Да, потом она сказала:
— Я только всё жду, что кто-нибудь напишет, что он меня бил. Ведь сказано же у меня в стихах:
Муж хлестал меня узорчатым,
Вдвое сложенным ремнем.
Говорили, конечно, о том, какие преследования, какие неприятности она перенесла в связи со знаменитым выступлением Жданова.
Она тогда сказала: «Тех, кто меня травили, теперь уже нет в живых. А эти (она имела в виду теперешних) мне ничего худого не сделали. Они только хотят, чтобы обо мне как можно меньше говорили. Со своей точки зрения, они совершенно правы. Я их понимаю».
Но о некоторых современниках она отзывалась весьма неодобрительно.
Помню, я один раз сказал, что я был на лекции профессора Плоткина[44]. Она тогда сказала: «Как же, как же, дачу построил. На моих костях построил. А теперь в гости чай пить зовет. Бывают же такие люди».
Анна Андреевна вообще иногда довольно резко высказывалась о своих современниках. Помню, как я, для того чтобы дать ей представление о безграничной наивности западноевропейских журналистов, рассказал ей об интервью, которое Вера Инбер дала редактору Улофу Лагеркранцу[45]. Лагеркранц спросил ее: «Вы теперь можете писать то, что вы думаете?» На что Вера Инбер — что же она другого могла ответить? — ответила: «Я всегда писала то, что думаю». Анна Андреевна улыбнулась немножко, помолчала и потом сказала: «Я вообще не уверена, что Вера Инбер способна думать».
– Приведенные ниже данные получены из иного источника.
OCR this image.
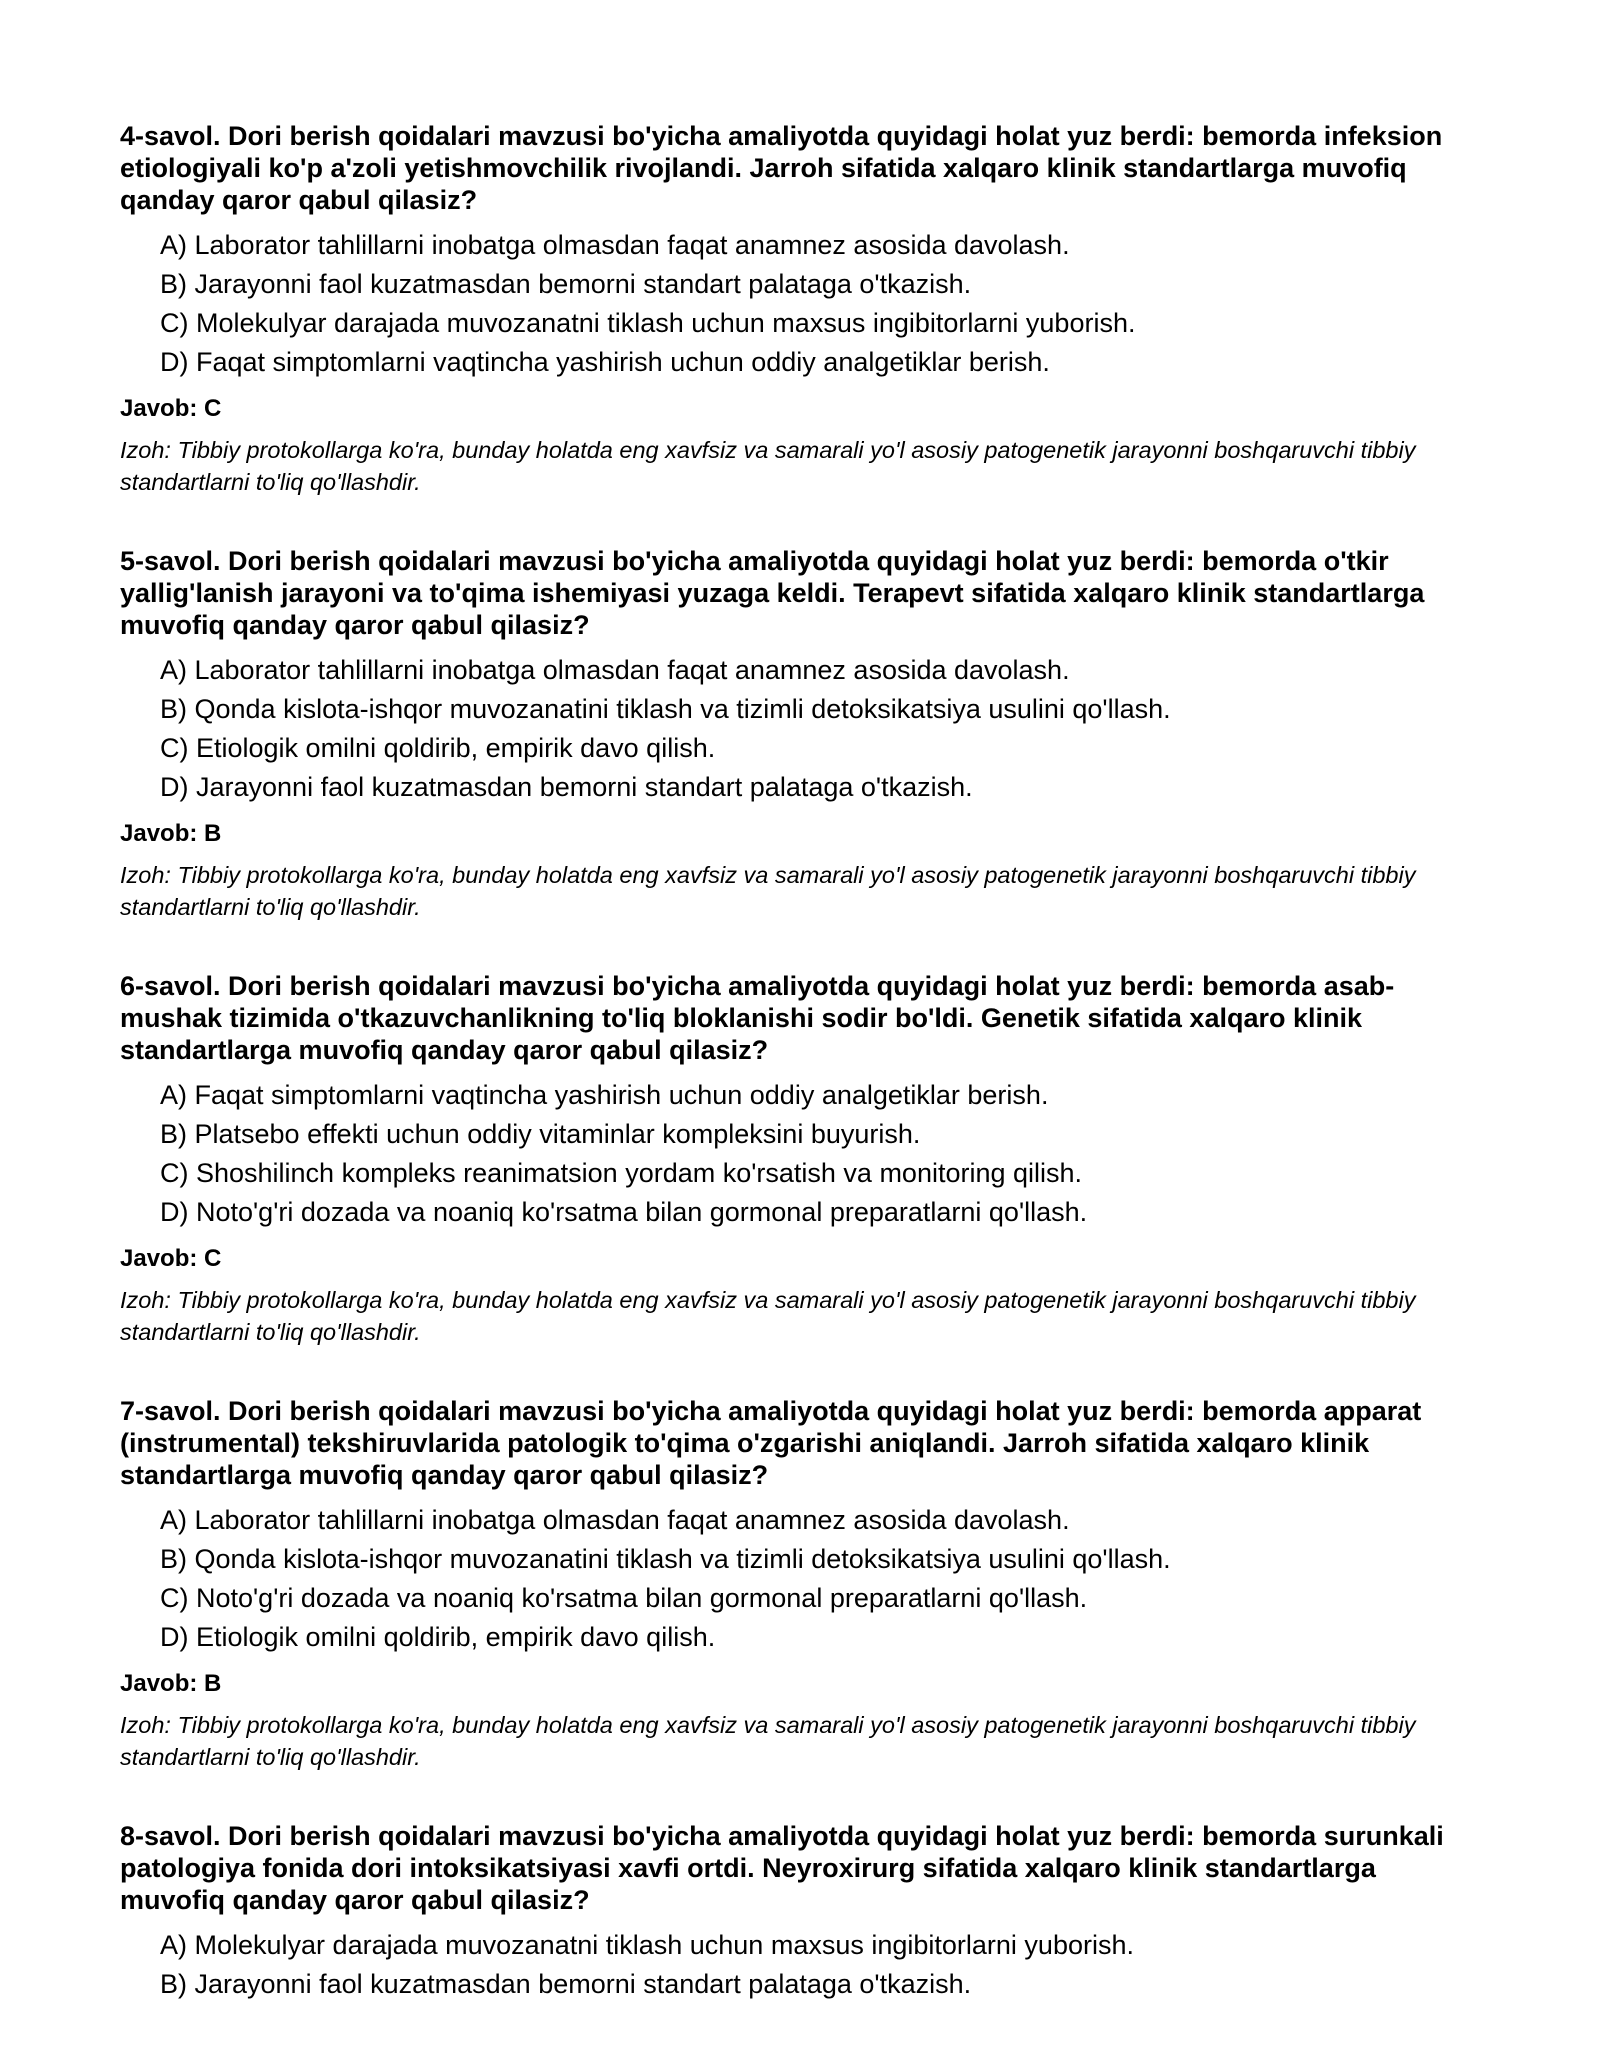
4-savol. Dori berish qoidalari mavzusi bo'yicha amaliyotda quyidagi holat yuz berdi: bemorda infeksion etiologiyali ko'p a'zoli yetishmovchilik rivojlandi. Jarroh sifatida xalqaro klinik standartlarga muvofiq qanday qaror qabul qilasiz?
A) Laborator tahlillarni inobatga olmasdan faqat anamnez asosida davolash.
B) Jarayonni faol kuzatmasdan bemorni standart palataga o'tkazish.
C) Molekulyar darajada muvozanatni tiklash uchun maxsus ingibitorlarni yuborish.
D) Faqat simptomlarni vaqtincha yashirish uchun oddiy analgetiklar berish.
Javob: C

Izoh: Tibbiy protokollarga ko'ra, bunday holatda eng xavfsiz va samarali yo'l asosiy patogenetik jarayonni boshqaruvchi tibbiy standartlarni to'liq qo'llashdir.

5-savol. Dori berish qoidalari mavzusi bo'yicha amaliyotda quyidagi holat yuz berdi: bemorda o'tkir yallig'lanish jarayoni va to'qima ishemiyasi yuzaga keldi. Terapevt sifatida xalqaro klinik standartlarga muvofiq qanday qaror qabul qilasiz?
A) Laborator tahlillarni inobatga olmasdan faqat anamnez asosida davolash.
B) Qonda kislota-ishqor muvozanatini tiklash va tizimli detoksikatsiya usulini qo'llash.
C) Etiologik omilni qoldirib, empirik davo qilish.
D) Jarayonni faol kuzatmasdan bemorni standart palataga o'tkazish.
Javob: B

Izoh: Tibbiy protokollarga ko'ra, bunday holatda eng xavfsiz va samarali yo'l asosiy patogenetik jarayonni boshqaruvchi tibbiy standartlarni to'liq qo'llashdir.

6-savol. Dori berish qoidalari mavzusi bo'yicha amaliyotda quyidagi holat yuz berdi: bemorda asab-mushak tizimida o'tkazuvchanlikning to'liq bloklanishi sodir bo'ldi. Genetik sifatida xalqaro klinik standartlarga muvofiq qanday qaror qabul qilasiz?
A) Faqat simptomlarni vaqtincha yashirish uchun oddiy analgetiklar berish.
B) Platsebo effekti uchun oddiy vitaminlar kompleksini buyurish.
C) Shoshilinch kompleks reanimatsion yordam ko'rsatish va monitoring qilish.
D) Noto'g'ri dozada va noaniq ko'rsatma bilan gormonal preparatlarni qo'llash.
Javob: C

Izoh: Tibbiy protokollarga ko'ra, bunday holatda eng xavfsiz va samarali yo'l asosiy patogenetik jarayonni boshqaruvchi tibbiy standartlarni to'liq qo'llashdir.

7-savol. Dori berish qoidalari mavzusi bo'yicha amaliyotda quyidagi holat yuz berdi: bemorda apparat (instrumental) tekshiruvlarida patologik to'qima o'zgarishi aniqlandi. Jarroh sifatida xalqaro klinik standartlarga muvofiq qanday qaror qabul qilasiz?
A) Laborator tahlillarni inobatga olmasdan faqat anamnez asosida davolash.
B) Qonda kislota-ishqor muvozanatini tiklash va tizimli detoksikatsiya usulini qo'llash.
C) Noto'g'ri dozada va noaniq ko'rsatma bilan gormonal preparatlarni qo'llash.
D) Etiologik omilni qoldirib, empirik davo qilish.
Javob: B

Izoh: Tibbiy protokollarga ko'ra, bunday holatda eng xavfsiz va samarali yo'l asosiy patogenetik jarayonni boshqaruvchi tibbiy standartlarni to'liq qo'llashdir.

8-savol. Dori berish qoidalari mavzusi bo'yicha amaliyotda quyidagi holat yuz berdi: bemorda surunkali patologiya fonida dori intoksikatsiyasi xavfi ortdi. Neyroxirurg sifatida xalqaro klinik standartlarga muvofiq qanday qaror qabul qilasiz?
A) Molekulyar darajada muvozanatni tiklash uchun maxsus ingibitorlarni yuborish.
B) Jarayonni faol kuzatmasdan bemorni standart palataga o'tkazish.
Не очень жаловала она и молодых поэтов Евтушенко, Вознесенского. Как-то раз она сказала: «Я восхищаюсь их эстрадным искусством. Я даже немножко завидую им. Но при чем тут поэзия?»
Анна Андреевна говорила, что ее не тянет в Царское Село. Во-первых, потому, что это уже не Царское Село, это только макеты, тех зданий уже нет. Тут я с этим согласиться не мог и говорю, что вообще почти все старинные здания реставрированы, и в какой степени они реставрированы, не играет роли: важно, что их внешний облик сохранился. С этим она не согласилась и сказала, что вообще лучше не ездить туда, где был счастлив в ранней молодости.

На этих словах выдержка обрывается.